Yauco Levee Takes Shape

The U.S. Army Corps of Engineers and their contractors are making good progress on the construction of the new levee in Yauco, Puerto Rico, following Hurricane Maria floods that destroyed the previous one.

According to the Corps, Rio Yauco is a normally-modest stream on Puerto Rico’s southwest coast. It flows roughly 21 kilometers from Lago Lucchetti to Mar Caribe. It is bordered by and funnels rainfall from hills and mountains to the north, east and west.

Over the last 22 years, the U.S. Geological Survey Rio Yauco monitoring station just upstream has recorded median flows during the September to December timeframe ranging from four to 60 cubic feet per second, with the flows overwhelmingly registering in the mid- to high-20s.

On September 20, 2017, as Hurricane Maria made landfall 103 kilometers away at Yabucoa on the island’s southeast corner, the monitoring station hit its peak.
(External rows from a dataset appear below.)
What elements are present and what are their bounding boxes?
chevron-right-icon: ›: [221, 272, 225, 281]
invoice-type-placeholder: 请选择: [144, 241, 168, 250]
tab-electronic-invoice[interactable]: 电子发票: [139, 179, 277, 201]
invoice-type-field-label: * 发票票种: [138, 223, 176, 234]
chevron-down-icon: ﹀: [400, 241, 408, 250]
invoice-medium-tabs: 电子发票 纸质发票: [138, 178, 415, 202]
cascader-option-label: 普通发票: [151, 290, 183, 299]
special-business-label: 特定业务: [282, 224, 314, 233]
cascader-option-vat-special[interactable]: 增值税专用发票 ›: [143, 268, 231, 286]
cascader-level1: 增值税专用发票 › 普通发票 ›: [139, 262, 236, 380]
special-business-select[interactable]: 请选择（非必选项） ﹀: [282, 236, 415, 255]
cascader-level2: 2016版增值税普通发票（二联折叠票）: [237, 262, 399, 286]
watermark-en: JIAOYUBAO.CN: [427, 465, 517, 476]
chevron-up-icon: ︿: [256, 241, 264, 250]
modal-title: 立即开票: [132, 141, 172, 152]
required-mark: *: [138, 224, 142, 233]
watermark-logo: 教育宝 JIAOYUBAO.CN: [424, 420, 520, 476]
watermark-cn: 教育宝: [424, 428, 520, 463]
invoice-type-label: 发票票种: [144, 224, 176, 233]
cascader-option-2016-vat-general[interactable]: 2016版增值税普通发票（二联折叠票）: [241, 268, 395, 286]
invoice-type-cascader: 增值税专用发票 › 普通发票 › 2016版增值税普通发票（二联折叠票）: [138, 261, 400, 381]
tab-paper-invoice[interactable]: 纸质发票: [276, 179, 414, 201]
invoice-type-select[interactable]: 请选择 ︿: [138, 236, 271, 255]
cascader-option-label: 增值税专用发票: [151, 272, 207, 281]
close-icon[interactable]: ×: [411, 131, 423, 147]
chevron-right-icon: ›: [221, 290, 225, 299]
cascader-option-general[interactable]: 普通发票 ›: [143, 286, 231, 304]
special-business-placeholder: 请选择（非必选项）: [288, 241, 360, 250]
The flow was well above the 30,000 cfs max the equipment can measure,” said Jorge Tous, a hydraulic engineer from the Jacksonville District, working on the Maria response.

The next day, the station once again measured more than its 30,000 cfs maximum. Over the next month, the station measured four additional excessive flows of 1,000, 1,500 (twice) and 3,000 cfs.
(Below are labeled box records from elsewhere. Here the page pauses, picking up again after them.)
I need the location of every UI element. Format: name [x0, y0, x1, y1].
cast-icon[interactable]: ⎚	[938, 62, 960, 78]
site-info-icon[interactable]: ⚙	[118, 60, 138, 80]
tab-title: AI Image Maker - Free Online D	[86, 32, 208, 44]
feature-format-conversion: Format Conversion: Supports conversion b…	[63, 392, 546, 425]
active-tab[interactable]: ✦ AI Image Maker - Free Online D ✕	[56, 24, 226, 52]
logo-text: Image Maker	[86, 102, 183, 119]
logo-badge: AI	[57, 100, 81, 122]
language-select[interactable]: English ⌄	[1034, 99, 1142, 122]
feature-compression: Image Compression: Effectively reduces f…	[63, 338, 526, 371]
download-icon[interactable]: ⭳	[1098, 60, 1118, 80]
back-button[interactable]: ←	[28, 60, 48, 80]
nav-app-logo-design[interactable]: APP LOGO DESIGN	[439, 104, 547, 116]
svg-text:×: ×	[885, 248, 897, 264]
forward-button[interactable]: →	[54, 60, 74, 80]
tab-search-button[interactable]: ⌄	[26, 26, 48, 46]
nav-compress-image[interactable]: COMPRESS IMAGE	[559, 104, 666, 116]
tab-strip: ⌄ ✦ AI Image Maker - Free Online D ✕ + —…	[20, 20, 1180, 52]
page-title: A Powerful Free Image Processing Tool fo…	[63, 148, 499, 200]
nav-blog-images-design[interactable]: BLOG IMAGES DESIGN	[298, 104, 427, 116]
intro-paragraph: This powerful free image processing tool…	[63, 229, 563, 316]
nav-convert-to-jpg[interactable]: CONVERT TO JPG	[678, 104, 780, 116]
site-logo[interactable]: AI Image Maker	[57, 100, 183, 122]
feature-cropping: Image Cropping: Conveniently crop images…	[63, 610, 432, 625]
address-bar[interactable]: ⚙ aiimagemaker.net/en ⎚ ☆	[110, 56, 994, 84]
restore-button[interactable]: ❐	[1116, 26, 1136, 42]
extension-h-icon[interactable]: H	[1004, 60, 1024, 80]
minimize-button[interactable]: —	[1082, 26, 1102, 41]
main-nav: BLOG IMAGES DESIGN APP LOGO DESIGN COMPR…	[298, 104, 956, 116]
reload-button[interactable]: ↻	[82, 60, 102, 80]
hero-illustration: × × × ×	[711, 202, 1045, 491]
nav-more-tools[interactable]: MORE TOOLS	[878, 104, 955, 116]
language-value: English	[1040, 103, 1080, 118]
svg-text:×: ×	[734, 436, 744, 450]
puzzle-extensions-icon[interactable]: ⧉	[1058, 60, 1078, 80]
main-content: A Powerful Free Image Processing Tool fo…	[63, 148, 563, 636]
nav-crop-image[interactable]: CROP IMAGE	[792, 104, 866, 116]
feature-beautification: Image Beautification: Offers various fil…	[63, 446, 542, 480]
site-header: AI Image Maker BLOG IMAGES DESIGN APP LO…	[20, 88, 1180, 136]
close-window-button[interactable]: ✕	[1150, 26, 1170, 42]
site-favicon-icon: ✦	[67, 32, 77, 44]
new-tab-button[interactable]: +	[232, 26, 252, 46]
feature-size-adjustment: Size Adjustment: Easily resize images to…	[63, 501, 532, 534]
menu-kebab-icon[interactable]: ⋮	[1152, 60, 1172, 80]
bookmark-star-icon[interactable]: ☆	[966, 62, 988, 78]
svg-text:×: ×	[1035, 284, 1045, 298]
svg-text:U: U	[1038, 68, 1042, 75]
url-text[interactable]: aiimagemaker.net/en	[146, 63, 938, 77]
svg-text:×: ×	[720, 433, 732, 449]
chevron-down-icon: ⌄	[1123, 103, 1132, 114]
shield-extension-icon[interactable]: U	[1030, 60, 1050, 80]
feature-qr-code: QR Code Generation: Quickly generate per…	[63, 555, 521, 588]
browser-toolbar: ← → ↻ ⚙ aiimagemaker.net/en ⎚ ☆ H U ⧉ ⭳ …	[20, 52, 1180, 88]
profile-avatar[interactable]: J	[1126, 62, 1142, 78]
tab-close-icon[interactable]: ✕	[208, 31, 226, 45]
When we got here, none of the materials needed to do this project were available locally,” said Varela, the resident engineer for the USACE Antilles Office. “We spent three days looking all across the island trying to find them.”
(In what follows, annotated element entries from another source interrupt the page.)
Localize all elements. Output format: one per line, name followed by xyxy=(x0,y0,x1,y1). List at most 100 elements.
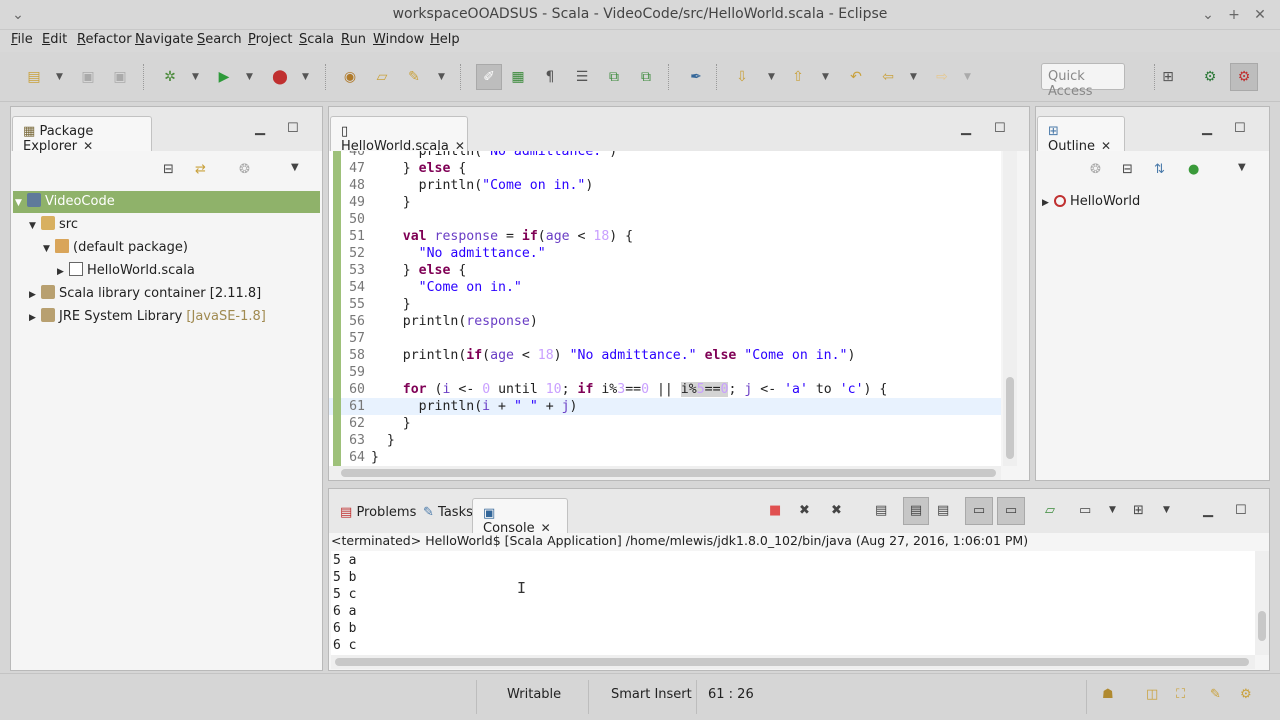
minimize-view-icon[interactable]: ▁ xyxy=(255,121,265,136)
remove-all-terminated-icon[interactable]: ✖ xyxy=(831,503,842,518)
tree-item-default-package[interactable]: ▼ (default package) xyxy=(13,237,320,259)
show-on-stderr-icon[interactable]: ▭ xyxy=(997,497,1025,525)
tab-outline[interactable]: ⊞ Outline ✕ xyxy=(1037,116,1125,154)
toggle-mark-occurrences-icon[interactable]: ✐ xyxy=(476,64,502,90)
terminate-icon[interactable]: ■ xyxy=(769,503,781,518)
tray-icon-a[interactable]: ☗ xyxy=(1102,687,1114,702)
open-folder-icon[interactable]: ▱ xyxy=(372,67,392,87)
menu-window[interactable]: Window xyxy=(373,32,424,47)
external-tools-dropdown-icon[interactable]: ▼ xyxy=(302,67,309,87)
scroll-thumb[interactable] xyxy=(335,658,1249,666)
maximize-view-icon[interactable]: ☐ xyxy=(287,121,299,136)
tab-problems[interactable]: ▤ Problems xyxy=(330,498,426,533)
outline-item-helloworld[interactable]: ▶ HelloWorld xyxy=(1038,191,1267,213)
close-window-icon[interactable]: ✕ xyxy=(1250,5,1270,25)
save-icon[interactable]: ▣ xyxy=(78,67,98,87)
tray-icon-b[interactable]: ◫ xyxy=(1146,687,1158,702)
tab-console[interactable]: ▣ Console ✕ xyxy=(472,498,568,536)
menu-search[interactable]: Search xyxy=(197,32,242,47)
tree-item-project[interactable]: ▼ VideoCode xyxy=(13,191,320,213)
maximize-icon[interactable]: + xyxy=(1224,5,1244,25)
menu-scala[interactable]: Scala xyxy=(299,32,334,47)
sort-icon[interactable]: ⇅ xyxy=(1154,162,1165,177)
show-on-stdout-icon[interactable]: ▭ xyxy=(965,497,993,525)
tree-item-src[interactable]: ▼ src xyxy=(13,214,320,236)
menu-help[interactable]: Help xyxy=(430,32,460,47)
open-type-icon[interactable]: ◉ xyxy=(340,67,360,87)
quick-access-input[interactable]: Quick Access xyxy=(1041,63,1125,99)
tray-icon-e[interactable]: ⚙ xyxy=(1240,687,1252,702)
next-annotation-dropdown-icon[interactable]: ▼ xyxy=(768,67,775,87)
maximize-view-icon[interactable]: ☐ xyxy=(994,121,1006,136)
tree-item-jre-library[interactable]: ▶ JRE System Library [JavaSE-1.8] xyxy=(13,306,320,328)
tab-package-explorer[interactable]: ▦ Package Explorer ✕ xyxy=(12,116,152,154)
last-edit-icon[interactable]: ↶ xyxy=(846,67,866,87)
link-with-editor-icon[interactable]: ⇄ xyxy=(195,162,206,177)
java-perspective-icon[interactable]: ⚙ xyxy=(1200,67,1220,87)
pin-console-icon[interactable]: ▱ xyxy=(1045,503,1055,518)
previous-annotation-icon[interactable]: ⇧ xyxy=(788,67,808,87)
minimize-view-icon[interactable]: ▁ xyxy=(1202,121,1212,136)
maximize-view-icon[interactable]: ☐ xyxy=(1234,121,1246,136)
format-icon[interactable]: ☰ xyxy=(572,67,592,87)
console-horizontal-scrollbar[interactable] xyxy=(331,655,1255,669)
view-menu-icon[interactable]: ▼ xyxy=(291,162,299,173)
external-tools-icon[interactable]: ⬤ xyxy=(270,67,290,87)
new-dropdown-icon[interactable]: ▼ xyxy=(56,67,63,87)
scroll-lock-icon[interactable]: ▤ xyxy=(903,497,929,525)
hide-fields-icon[interactable]: ● xyxy=(1188,162,1199,177)
debug-icon[interactable]: ✲ xyxy=(160,67,180,87)
display-console-dropdown-icon[interactable]: ▼ xyxy=(1109,505,1116,515)
tray-icon-d[interactable]: ✎ xyxy=(1210,687,1221,702)
next-annotation-icon[interactable]: ⇩ xyxy=(732,67,752,87)
search-dropdown-icon[interactable]: ▼ xyxy=(438,67,445,87)
back-icon[interactable]: ⇦ xyxy=(878,67,898,87)
pin-icon[interactable]: ✒ xyxy=(686,67,706,87)
menu-edit[interactable]: Edit xyxy=(42,32,67,47)
minimize-view-icon[interactable]: ▁ xyxy=(1203,503,1213,518)
remove-launch-icon[interactable]: ✖ xyxy=(799,503,810,518)
save-all-icon[interactable]: ▣ xyxy=(110,67,130,87)
clear-console-icon[interactable]: ▤ xyxy=(875,503,887,518)
open-console-dropdown-icon[interactable]: ▼ xyxy=(1163,505,1170,515)
open-console-icon[interactable]: ⊞ xyxy=(1133,503,1144,518)
collapse-all-icon[interactable]: ⊟ xyxy=(163,162,174,177)
show-whitespace-icon[interactable]: ¶ xyxy=(540,67,560,87)
menu-run[interactable]: Run xyxy=(341,32,366,47)
editor-vertical-scrollbar[interactable] xyxy=(1003,151,1017,466)
focus-icon[interactable]: ❂ xyxy=(239,162,250,177)
tree-item-scala-library[interactable]: ▶ Scala library container [2.11.8] xyxy=(13,283,320,305)
scroll-thumb[interactable] xyxy=(341,469,996,477)
code-editor[interactable]: 46 println("No admittance.") 47 } else {… xyxy=(329,151,1001,466)
run-icon[interactable]: ▶ xyxy=(214,67,234,87)
open-perspective-icon[interactable]: ⊞ xyxy=(1158,67,1178,87)
tab-helloworld-scala[interactable]: ▯ HelloWorld.scala ✕ xyxy=(330,116,468,154)
close-icon[interactable]: ✕ xyxy=(1101,139,1111,153)
minimize-view-icon[interactable]: ▁ xyxy=(961,121,971,136)
close-icon[interactable]: ✕ xyxy=(83,139,93,153)
back-dropdown-icon[interactable]: ▼ xyxy=(910,67,917,87)
editor-horizontal-scrollbar[interactable] xyxy=(329,466,1001,480)
scala-perspective-icon[interactable]: ⚙ xyxy=(1230,63,1258,91)
maximize-view-icon[interactable]: ☐ xyxy=(1235,503,1247,518)
search-tool-icon[interactable]: ✎ xyxy=(404,67,424,87)
menu-project[interactable]: Project xyxy=(248,32,293,47)
new-icon[interactable]: ▤ xyxy=(24,67,44,87)
scala-worksheet-icon[interactable]: ⧉ xyxy=(604,67,624,87)
forward-icon[interactable]: ⇨ xyxy=(932,67,952,87)
run-dropdown-icon[interactable]: ▼ xyxy=(246,67,253,87)
menu-navigate[interactable]: Navigate xyxy=(135,32,193,47)
scroll-thumb[interactable] xyxy=(1258,611,1266,641)
console-vertical-scrollbar[interactable] xyxy=(1255,551,1269,655)
minimize-icon[interactable]: ⌄ xyxy=(1198,5,1218,25)
forward-dropdown-icon[interactable]: ▼ xyxy=(964,67,971,87)
console-output[interactable]: 5 a 5 b 5 c 6 a 6 b 6 c I xyxy=(331,551,1255,655)
previous-annotation-dropdown-icon[interactable]: ▼ xyxy=(822,67,829,87)
tray-icon-c[interactable]: ⛶ xyxy=(1176,687,1185,702)
menu-file[interactable]: File xyxy=(11,32,33,47)
toggle-block-icon[interactable]: ▦ xyxy=(508,67,528,87)
tree-item-helloworld-file[interactable]: ▶ HelloWorld.scala xyxy=(13,260,320,282)
menu-refactor[interactable]: Refactor xyxy=(77,32,132,47)
display-console-icon[interactable]: ▭ xyxy=(1079,503,1091,518)
focus-icon[interactable]: ❂ xyxy=(1090,162,1101,177)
Valera added that the plan to build an effective levee was developed onsite. They constructed a temporary 15-foot high levee to contain the now slow-flowing Rio Yauco. Behind that, excavators, bulldozers, virbratory soil compactors and pumps work in harmony to prepare the soil and place 6,000 cubic meters of 12- to 18-inch rock that will form the backbone of the new 400-foot levee.